Everyone from Britney Spears to your maid of honor can benefit from professional ghostwriting — and The New York Times recognized that in recent weeks, featuring two separate stories in the Style section that showcase the wide breadth of ways ghostwriters offer an essential service. The section reported that the Princess of Pop enlisted three ghostwriters with a range of personal perspectives and professional experiences to collaborate on her memoir and also highlighted how speechwriting specialists are meeting the increasing demand for memorable wedding vows and speeches.
While it’s always heartening to see prominent publications acknowledge the field of ghostwriting, both of these stories go a step further: They showcase the wide spectrum of projects professional collaborators may be called to work on, from speeches of just a few minutes long that cut to the heart of a relationship to book-length works that encompass someone’s entire life.
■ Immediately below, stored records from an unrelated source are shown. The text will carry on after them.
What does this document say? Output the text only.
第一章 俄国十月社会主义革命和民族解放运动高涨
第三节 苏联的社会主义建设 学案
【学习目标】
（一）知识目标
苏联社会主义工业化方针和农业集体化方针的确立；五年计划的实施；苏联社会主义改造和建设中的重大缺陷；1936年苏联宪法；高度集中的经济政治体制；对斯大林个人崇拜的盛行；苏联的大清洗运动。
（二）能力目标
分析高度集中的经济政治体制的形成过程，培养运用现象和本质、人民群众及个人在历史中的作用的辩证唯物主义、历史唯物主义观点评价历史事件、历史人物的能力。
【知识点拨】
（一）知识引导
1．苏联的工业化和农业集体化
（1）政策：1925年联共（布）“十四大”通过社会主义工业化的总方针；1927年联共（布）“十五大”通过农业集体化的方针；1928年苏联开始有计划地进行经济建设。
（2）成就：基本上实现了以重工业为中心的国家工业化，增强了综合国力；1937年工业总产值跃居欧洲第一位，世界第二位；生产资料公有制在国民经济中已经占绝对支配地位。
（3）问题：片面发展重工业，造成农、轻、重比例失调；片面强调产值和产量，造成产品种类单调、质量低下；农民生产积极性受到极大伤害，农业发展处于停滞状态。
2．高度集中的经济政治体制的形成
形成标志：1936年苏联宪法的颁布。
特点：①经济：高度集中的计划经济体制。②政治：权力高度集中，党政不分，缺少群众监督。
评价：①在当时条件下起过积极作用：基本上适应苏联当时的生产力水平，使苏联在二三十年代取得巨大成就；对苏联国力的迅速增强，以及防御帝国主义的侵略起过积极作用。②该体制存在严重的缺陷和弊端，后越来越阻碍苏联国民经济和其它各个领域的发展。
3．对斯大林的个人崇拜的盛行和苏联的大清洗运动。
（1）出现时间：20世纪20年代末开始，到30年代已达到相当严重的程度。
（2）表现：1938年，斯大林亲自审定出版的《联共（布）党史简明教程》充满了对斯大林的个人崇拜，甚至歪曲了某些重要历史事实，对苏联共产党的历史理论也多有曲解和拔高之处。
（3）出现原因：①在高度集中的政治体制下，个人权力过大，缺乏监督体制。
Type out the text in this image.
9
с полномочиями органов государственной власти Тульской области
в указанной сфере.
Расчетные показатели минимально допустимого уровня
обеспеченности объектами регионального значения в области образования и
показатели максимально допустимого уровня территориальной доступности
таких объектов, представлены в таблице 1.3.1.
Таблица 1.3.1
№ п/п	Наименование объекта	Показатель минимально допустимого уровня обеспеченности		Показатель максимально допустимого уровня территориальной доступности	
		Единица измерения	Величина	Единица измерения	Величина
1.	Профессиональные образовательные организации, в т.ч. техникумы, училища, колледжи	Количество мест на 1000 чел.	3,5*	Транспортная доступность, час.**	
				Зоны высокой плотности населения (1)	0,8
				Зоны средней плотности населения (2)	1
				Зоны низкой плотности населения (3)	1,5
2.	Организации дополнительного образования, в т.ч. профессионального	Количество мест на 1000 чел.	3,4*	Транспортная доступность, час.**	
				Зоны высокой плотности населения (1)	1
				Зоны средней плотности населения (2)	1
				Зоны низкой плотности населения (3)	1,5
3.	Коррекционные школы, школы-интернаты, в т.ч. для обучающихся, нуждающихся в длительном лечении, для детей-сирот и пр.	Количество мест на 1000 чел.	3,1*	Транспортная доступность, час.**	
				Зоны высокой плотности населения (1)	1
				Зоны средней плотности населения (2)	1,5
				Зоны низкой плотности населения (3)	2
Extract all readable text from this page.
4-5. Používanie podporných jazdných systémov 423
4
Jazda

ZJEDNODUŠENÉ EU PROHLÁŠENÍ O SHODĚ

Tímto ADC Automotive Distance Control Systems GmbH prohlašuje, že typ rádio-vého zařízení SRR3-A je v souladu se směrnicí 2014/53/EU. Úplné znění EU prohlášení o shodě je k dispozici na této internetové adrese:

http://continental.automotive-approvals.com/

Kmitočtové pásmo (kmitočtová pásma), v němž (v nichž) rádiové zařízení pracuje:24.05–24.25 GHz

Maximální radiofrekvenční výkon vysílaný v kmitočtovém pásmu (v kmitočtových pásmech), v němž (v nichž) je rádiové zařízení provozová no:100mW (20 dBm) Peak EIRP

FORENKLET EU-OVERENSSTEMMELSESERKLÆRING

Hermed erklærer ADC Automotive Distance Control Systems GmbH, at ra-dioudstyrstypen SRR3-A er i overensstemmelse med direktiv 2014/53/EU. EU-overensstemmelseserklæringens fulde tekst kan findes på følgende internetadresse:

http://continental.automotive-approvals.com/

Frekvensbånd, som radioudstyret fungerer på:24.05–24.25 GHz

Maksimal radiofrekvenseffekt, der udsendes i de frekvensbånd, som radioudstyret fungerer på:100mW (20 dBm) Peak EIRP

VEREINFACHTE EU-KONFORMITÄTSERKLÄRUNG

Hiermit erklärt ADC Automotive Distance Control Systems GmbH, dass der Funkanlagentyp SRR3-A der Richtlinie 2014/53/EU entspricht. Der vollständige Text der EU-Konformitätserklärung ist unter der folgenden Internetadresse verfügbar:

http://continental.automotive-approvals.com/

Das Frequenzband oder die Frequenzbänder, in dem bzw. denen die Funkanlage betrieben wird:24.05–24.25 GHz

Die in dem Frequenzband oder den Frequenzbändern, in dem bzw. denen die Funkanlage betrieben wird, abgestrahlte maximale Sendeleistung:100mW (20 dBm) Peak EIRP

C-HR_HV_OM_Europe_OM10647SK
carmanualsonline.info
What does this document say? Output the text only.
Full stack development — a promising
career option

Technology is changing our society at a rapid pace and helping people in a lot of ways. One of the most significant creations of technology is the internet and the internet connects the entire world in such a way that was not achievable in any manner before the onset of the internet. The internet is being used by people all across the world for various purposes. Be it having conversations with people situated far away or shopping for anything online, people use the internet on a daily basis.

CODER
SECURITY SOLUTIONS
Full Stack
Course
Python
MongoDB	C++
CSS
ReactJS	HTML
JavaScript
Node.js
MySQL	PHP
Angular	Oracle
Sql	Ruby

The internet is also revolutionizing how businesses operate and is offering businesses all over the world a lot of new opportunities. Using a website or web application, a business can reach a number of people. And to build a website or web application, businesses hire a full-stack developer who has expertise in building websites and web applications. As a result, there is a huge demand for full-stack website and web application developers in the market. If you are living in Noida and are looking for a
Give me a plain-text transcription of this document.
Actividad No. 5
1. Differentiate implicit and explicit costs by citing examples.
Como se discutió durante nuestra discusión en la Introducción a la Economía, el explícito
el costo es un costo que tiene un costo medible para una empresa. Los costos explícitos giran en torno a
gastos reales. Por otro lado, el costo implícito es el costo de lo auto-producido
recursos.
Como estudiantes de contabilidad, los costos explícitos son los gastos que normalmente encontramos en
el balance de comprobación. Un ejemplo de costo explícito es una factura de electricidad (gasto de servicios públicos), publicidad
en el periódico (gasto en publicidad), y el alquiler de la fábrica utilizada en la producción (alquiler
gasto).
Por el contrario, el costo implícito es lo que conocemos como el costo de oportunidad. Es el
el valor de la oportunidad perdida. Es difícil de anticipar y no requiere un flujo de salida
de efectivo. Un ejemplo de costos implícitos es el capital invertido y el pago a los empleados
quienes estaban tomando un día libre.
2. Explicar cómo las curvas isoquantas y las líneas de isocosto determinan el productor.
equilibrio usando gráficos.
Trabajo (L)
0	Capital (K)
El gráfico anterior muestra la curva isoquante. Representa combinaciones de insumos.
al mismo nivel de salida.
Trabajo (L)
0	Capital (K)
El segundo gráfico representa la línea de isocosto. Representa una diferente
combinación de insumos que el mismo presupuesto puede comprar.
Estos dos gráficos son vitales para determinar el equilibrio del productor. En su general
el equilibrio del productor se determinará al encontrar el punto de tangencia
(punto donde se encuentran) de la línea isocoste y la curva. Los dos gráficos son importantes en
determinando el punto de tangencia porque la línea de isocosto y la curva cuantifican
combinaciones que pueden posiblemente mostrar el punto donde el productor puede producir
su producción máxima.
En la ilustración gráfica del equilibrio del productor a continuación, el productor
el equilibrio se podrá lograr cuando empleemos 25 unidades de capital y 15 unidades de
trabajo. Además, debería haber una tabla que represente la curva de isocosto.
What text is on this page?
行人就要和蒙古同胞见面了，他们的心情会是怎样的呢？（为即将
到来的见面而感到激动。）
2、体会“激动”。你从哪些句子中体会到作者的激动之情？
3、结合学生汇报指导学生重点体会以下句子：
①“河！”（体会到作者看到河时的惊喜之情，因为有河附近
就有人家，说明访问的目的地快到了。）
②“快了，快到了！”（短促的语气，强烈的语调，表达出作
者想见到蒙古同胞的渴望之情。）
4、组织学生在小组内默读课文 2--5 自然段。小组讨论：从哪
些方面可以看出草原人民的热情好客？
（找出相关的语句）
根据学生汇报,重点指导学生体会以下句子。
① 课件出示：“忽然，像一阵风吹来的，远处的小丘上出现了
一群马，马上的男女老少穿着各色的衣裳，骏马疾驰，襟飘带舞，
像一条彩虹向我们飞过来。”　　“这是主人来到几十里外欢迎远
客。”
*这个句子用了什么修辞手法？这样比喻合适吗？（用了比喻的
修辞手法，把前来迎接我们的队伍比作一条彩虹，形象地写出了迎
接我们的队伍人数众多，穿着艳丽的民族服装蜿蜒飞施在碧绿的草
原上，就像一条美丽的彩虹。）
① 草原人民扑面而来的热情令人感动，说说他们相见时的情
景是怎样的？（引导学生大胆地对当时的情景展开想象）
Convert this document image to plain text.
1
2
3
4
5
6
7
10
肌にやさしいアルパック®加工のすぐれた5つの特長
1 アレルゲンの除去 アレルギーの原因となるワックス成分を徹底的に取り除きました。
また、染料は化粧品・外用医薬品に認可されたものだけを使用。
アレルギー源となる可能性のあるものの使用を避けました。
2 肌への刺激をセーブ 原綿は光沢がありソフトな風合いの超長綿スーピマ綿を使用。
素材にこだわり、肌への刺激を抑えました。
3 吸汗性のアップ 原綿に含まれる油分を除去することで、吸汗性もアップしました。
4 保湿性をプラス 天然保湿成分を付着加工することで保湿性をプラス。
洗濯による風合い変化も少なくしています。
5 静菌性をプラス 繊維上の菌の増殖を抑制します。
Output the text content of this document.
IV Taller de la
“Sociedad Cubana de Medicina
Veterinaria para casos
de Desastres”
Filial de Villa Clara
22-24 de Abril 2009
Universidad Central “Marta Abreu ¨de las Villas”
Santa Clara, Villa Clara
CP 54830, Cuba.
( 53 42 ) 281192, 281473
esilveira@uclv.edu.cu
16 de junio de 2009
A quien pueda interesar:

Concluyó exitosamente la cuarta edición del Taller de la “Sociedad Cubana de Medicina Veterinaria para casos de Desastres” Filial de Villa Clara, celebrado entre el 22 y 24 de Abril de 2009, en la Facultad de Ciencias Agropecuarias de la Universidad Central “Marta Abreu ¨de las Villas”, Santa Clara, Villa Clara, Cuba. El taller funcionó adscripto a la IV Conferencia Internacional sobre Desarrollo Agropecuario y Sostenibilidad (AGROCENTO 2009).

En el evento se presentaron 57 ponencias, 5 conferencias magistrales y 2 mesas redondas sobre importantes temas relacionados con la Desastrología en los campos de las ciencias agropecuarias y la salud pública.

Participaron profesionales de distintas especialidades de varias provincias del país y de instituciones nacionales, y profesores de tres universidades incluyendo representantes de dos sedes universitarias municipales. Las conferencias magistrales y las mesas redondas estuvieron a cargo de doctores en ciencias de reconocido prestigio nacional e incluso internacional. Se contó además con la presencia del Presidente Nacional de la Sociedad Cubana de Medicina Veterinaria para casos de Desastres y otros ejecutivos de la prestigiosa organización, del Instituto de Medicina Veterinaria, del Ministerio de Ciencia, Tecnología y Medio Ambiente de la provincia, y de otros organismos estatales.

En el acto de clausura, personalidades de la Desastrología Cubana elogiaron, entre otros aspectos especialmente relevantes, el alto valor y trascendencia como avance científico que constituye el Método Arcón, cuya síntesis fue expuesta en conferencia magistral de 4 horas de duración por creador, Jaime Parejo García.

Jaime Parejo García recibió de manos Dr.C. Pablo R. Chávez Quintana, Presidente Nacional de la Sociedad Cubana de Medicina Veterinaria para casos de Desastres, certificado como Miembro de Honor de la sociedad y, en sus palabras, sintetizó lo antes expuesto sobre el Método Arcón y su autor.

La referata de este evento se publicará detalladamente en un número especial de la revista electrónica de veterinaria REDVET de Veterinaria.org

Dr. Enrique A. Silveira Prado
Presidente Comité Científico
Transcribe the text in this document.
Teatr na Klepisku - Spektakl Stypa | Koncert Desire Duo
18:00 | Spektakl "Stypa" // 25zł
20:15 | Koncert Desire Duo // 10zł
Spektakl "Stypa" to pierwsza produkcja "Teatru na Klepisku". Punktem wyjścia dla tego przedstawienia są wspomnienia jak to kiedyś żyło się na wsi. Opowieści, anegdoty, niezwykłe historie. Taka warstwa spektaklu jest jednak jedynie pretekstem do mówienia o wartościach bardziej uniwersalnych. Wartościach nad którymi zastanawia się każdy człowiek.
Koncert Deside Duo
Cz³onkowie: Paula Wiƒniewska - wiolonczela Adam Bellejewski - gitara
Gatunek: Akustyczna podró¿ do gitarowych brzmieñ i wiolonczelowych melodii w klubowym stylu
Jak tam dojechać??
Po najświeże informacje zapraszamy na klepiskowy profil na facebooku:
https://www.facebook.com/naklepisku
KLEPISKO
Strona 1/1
These stories also bust the myth that ghostwriters merely churn out content others don’t want to write. As we know well at GG, “ghostwriting” is a term that encompasses many valuable skills and specialties, including brainstorming, interviewing, humor, and, perhaps most importantly, collaboration.
As the Times piece on ghostwritten vows notes, both Brian Franklin of Vows & Speeches and Tanya Pushkine, the “Vow Whisperer,” send their clients extensive questionnaires before putting pen to paper — after which they exchange multiple drafts with clients. It’s a detailed and extensive process that likely sounds familiar to most ghostwriters but may surprise those with a superficial understanding of the craft.
Spears likely employed three different ghostwriters not just because she could but because she valued the unique contributions each could make to her memoir. As prominent literary agent (and GG friend) David Kuhn explained to the Times, celebrity authors such as Spear may want a millennial ghostwriter to ensure they shape her writing to ensure millennials relate to the book, or a male editor “because you want it to appeal as much as possible to a male audience, as well as the more obvious female audience.”
So whether it’s a celeb tell-all or a heartfelt bridal speech, a ghostwriter’s ability to skillfully cull the most illuminative stories from their subject to tell the best story possible is a true talent that not just anyone can cultivate, and we’re glad to see The New York Times recognize that.